Os primeiros que perdi foram os meus pais, depois, tristemente, a minha mulher. Tive cinco filhos, e destes, apenas dois ainda estão vivos. Meus grandes amigos da infância foram todos: um por acidente, outro por doença, outro por isso e mais outro por aquilo. Nos meus amontoados de anos contemplei, com dissabor, o doloroso funeral de cada um destes que superficialmente citei. Chorei, usei meu paletó preto, joguei flores, carreguei caixões, consolei viúvas, entrei em igrejas, conheci cemitérios, visitei sepulturas e sempre os relembrei.

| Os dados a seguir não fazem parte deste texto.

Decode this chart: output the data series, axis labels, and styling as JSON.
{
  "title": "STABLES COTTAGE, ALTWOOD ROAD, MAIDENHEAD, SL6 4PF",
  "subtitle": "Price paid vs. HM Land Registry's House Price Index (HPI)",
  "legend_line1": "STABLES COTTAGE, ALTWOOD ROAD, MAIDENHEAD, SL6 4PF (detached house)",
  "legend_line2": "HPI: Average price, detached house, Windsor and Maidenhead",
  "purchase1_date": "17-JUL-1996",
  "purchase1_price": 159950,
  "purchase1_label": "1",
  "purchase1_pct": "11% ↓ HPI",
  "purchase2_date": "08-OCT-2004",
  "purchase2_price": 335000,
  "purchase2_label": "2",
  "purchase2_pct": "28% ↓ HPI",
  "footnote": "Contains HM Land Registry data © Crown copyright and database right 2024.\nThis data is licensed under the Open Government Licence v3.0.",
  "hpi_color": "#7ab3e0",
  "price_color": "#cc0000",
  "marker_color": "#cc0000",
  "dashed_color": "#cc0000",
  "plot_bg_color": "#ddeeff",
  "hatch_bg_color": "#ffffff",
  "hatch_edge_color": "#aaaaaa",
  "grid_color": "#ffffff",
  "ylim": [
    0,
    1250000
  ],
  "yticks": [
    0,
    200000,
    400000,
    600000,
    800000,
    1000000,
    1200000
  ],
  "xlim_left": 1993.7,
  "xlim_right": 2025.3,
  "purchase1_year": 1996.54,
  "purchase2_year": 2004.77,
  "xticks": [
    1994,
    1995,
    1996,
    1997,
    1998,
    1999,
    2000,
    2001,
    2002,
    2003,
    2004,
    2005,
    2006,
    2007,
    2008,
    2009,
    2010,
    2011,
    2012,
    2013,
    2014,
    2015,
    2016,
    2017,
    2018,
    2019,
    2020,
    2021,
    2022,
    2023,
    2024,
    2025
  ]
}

O que tenho a dizer de tudo isso? Bom, não devemos chorar pelos que partiram, e sim sorrir e agradecer a Deus por ter nos ter permitido viver, conhecer e ter feito parte da vida daqueles que nos deixaram. Não vamos chorar pela sua ausência, vamos rir e recordar sua existência e as coisas boas que com certeza ficarão em nós.

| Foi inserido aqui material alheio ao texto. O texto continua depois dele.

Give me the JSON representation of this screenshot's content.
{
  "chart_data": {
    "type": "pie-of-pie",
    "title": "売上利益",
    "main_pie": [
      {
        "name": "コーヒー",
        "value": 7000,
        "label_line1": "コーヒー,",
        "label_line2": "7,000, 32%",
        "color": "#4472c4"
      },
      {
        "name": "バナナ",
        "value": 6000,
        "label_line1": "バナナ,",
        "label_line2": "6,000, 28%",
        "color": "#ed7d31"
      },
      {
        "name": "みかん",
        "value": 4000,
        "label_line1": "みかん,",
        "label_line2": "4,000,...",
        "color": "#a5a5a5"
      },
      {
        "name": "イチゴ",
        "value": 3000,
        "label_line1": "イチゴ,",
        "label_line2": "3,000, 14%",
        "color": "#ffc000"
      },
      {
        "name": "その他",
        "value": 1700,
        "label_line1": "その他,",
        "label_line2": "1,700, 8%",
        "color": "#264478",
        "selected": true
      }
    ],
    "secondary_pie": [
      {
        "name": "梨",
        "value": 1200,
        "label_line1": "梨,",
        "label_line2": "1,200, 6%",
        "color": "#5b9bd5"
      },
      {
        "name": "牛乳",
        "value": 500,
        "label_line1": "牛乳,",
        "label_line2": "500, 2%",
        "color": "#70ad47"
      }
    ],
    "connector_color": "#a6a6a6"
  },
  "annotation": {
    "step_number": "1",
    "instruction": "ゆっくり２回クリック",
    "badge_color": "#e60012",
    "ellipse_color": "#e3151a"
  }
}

A vida é uma arte sem igual que nos prega peças a cada dia. A morte, a temida escuridão que nos engole e nos carrega com seu negror, é algo natural, cuja experiência cada um de nós iremos experimentar. A alma não morre, o que morre, apodrece e vira pó é o corpo, aquela estrutura que nos faz aproveitar a vida, mas a alma... ah, essa jamais morrera, pois viaja longe, para um lugar onde um dia todos nós reencontraremos outras almas, onde viveremos perpetuamente. E, muito embora pensemos que a morte seja o fim, o seu acontecimento é apenas o princípio da vida eterna.

Este texto é uma pequena homenagem a todos aqueles entes que nos deixaram e partiram dessa vida para outra. Amigos, familiares, amantes... de todos fica a lembrança de ter dividido, com prazer, a inesgotável alegria da vida. Aos mortos, a nossa gratidão e amor!